Alman hükümetinin bu konuda sivil toplum örgütlerinin de yer aldığı bir ulusal eylem planını başlattığına işaret eden Sunga, ancak burada Afrika kökenlilerinin hakkını savunan bir sivil toplum kuruluşunun bulunmadığını kaydetti. Sunga, raporda Avrupa’daki ırkçılığın tarihini anlamak gerektiğinin vurgulandığını aktararak, 2. Dünya Savaşı öncesi dönemin de analiz edilmesi önemli olduğunu söyledi.
CEZASIZ KALIYOR
Almanlar tarafından Afrikalılara karşı işlenen suçların ülkenin tarihindeki başka konularla gölgelendiğini belirten Sunga, Almanya’nın sömürge tarihinin, Herero ve Namalara yönelik soykırımın ve Nasyonal Sosyalizm döneminde öldürülen siyahilerin durumunun Almanya’da yeterince anlatılmadığını kaydetti. Sunga, Berlin’de 1884 yılında düzenlenen Afrika Konferansı’nın Afrika kıtası için korkunç ve kalıcı etkiler bıraktığını ifade etti.
İnsanları dış görünüşlerine göre değerlendiren ve ‘racail profiling’ olarak adlandırılan uygulamayı da eleştiren Sunga, “Almanya’da polis teşkilatında racial profiling yapılması inkar ediliyor. Federal ve eyalet düzeyinde şikayet mekanizmasının eksikliği bunun cezasız kalmasını sağlıyor” şeklinde konuştu.

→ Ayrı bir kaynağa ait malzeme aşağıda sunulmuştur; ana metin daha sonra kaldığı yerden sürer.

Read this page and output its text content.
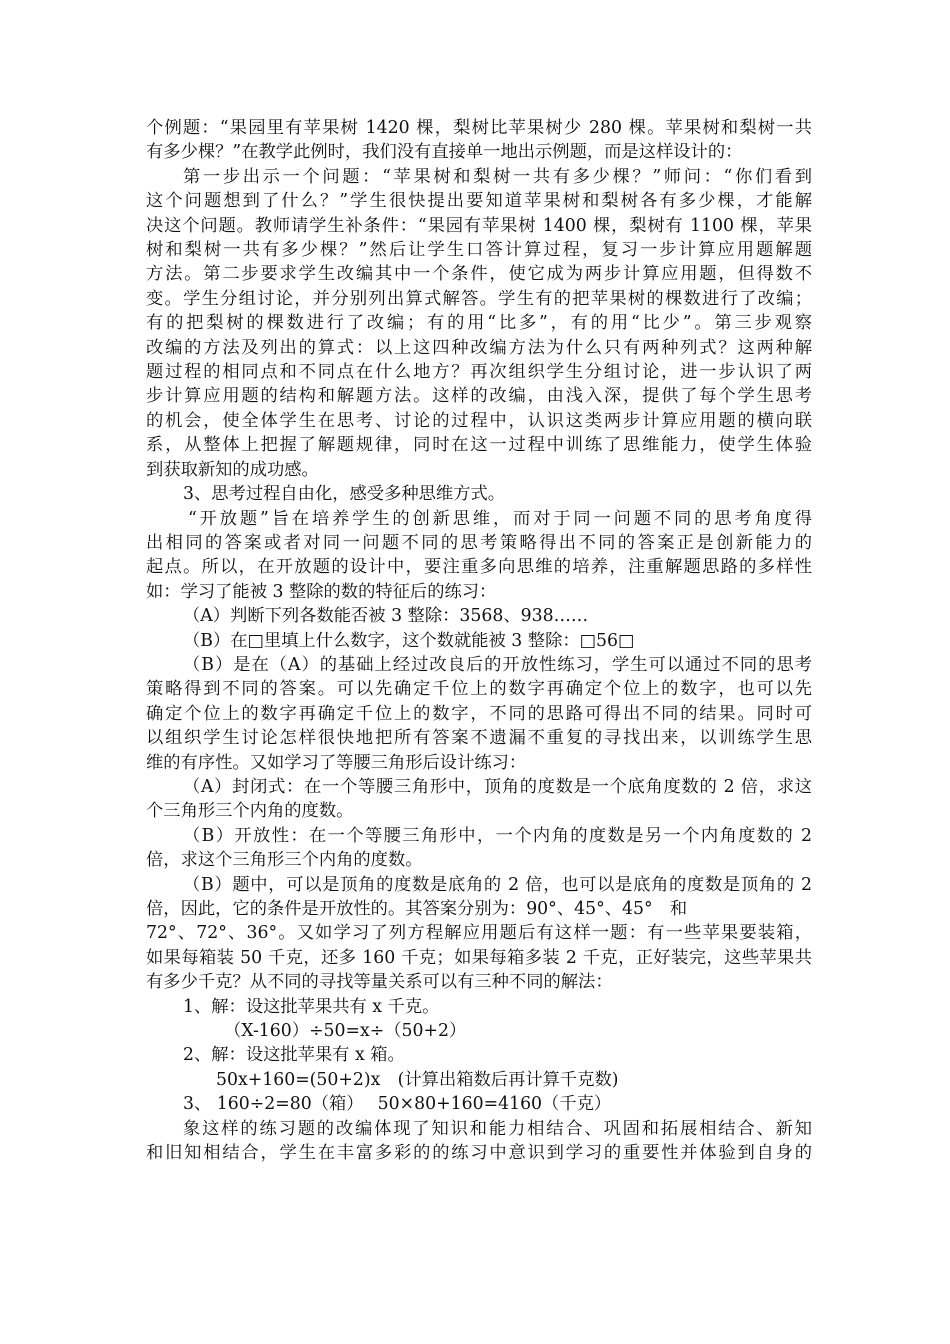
个例题：“果园里有苹果树 1420 棵，梨树比苹果树少 280 棵。苹果树和梨树一共
有多少棵？”在教学此例时，我们没有直接单一地出示例题，而是这样设计的：
第一步出示一个问题：“苹果树和梨树一共有多少棵？”师问：“你们看到
这个问题想到了什么？”学生很快提出要知道苹果树和梨树各有多少棵，才能解
决这个问题。教师请学生补条件：“果园有苹果树 1400 棵，梨树有 1100 棵，苹果
树和梨树一共有多少棵？”然后让学生口答计算过程，复习一步计算应用题解题
方法。第二步要求学生改编其中一个条件，使它成为两步计算应用题，但得数不
变。学生分组讨论，并分别列出算式解答。学生有的把苹果树的棵数进行了改编；
有的把梨树的棵数进行了改编；有的用“比多”，有的用“比少”。第三步观察
改编的方法及列出的算式：以上这四种改编方法为什么只有两种列式？这两种解
题过程的相同点和不同点在什么地方？再次组织学生分组讨论，进一步认识了两
步计算应用题的结构和解题方法。这样的改编，由浅入深，提供了每个学生思考
的机会，使全体学生在思考、讨论的过程中，认识这类两步计算应用题的横向联
系，从整体上把握了解题规律，同时在这一过程中训练了思维能力，使学生体验
到获取新知的成功感。
3、思考过程自由化，感受多种思维方式。
“开放题”旨在培养学生的创新思维，而对于同一问题不同的思考角度得
出相同的答案或者对同一问题不同的思考策略得出不同的答案正是创新能力的
起点。所以，在开放题的设计中，要注重多向思维的培养，注重解题思路的多样性
如：学习了能被 3 整除的数的特征后的练习：
（A）判断下列各数能否被 3 整除：3568、938……
（B）在□里填上什么数字，这个数就能被 3 整除：□56□
（B）是在（A）的基础上经过改良后的开放性练习，学生可以通过不同的思考
策略得到不同的答案。可以先确定千位上的数字再确定个位上的数字，也可以先
确定个位上的数字再确定千位上的数字，不同的思路可得出不同的结果。同时可
以组织学生讨论怎样很快地把所有答案不遗漏不重复的寻找出来，以训练学生思
维的有序性。又如学习了等腰三角形后设计练习：
（A）封闭式：在一个等腰三角形中，顶角的度数是一个底角度数的 2 倍，求这
个三角形三个内角的度数。
（B）开放性：在一个等腰三角形中，一个内角的度数是另一个内角度数的 2
倍，求这个三角形三个内角的度数。
（B）题中，可以是顶角的度数是底角的 2 倍，也可以是底角的度数是顶角的 2
倍，因此，它的条件是开放性的。其答案分别为：90°、45°、45°　和
72°、72°、36°。又如学习了列方程解应用题后有这样一题：有一些苹果要装箱，
如果每箱装 50 千克，还多 160 千克；如果每箱多装 2 千克，正好装完，这些苹果共
有多少千克？从不同的寻找等量关系可以有三种不同的解法：
1、解：设这批苹果共有 x 千克。
（X-160）÷50=x÷（50+2）
2、解：设这批苹果有 x 箱。
50x+160=(50+2)x　(计算出箱数后再计算千克数)
3、 160÷2=80（箱）　 50×80+160=4160（千克）
象这样的练习题的改编体现了知识和能力相结合、巩固和拓展相结合、新知
和旧知相结合，学生在丰富多彩的的练习中意识到学习的重要性并体验到自身的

Afrika kökenlilerin nefret suçlarının kurbanı olduklarını da ifade Sunga, bu insanların çoğu zaman aşırı sağcıların saldırılarına uğradığını kaydetti. Sunga, Çalışma Grubunun, siyahilerin Almanya’da resmi makamlarca aşağılayıcı muameleye uğramasından da endişe ettiğini belirtti.
Afrika kökenlilerin ekonomik, sosyal ve kültürel olarak da ayrımcılığa uğradığını aktaran Sunga, Almanya’da etnik ve dini azınlık konumundaki Afrika kökenli Müslümanların da zorluklarla karşı karşıya kaldığını dile getirdi.
Bu insanların hem Afrika kökenli hem de İslamofobiadan dolayı ayrımcılık yaşadıklarını dile getiren Sunga, “Afrika kökenli Müslüman kadınlar istihdam piyasasında ayrımcılığa uğruyor” dedi.
İZİN VEREN YASALAR KALDIRILMALI
Almanya’ya insan haklarını iyileştirme çağrısında bulunan Sunga, bu alanda daha fazla bilimsel araştırma yapılması gerektiğini ve racial profiling uygulamasına izin veren yasaların kaldırılmasını istedi.
Sunga, Almanya’nın bu konuyla ilgilenmesini ve iyileştirme önerilerine açık olmasını olumlu karşılandığını belirtti.
Raporun tamamlanmasının ardından eylül ayında BM İnsan Hakları Konseyi’ne sunulacağı ifade edildi.
Raporun hazırlanması için Almanya’da değişik şehirlere giden BM Çalışma Grubu üyeleri, burada sivil toplum örgütleri ve resmi makamlarla görüştüğü bildirildi.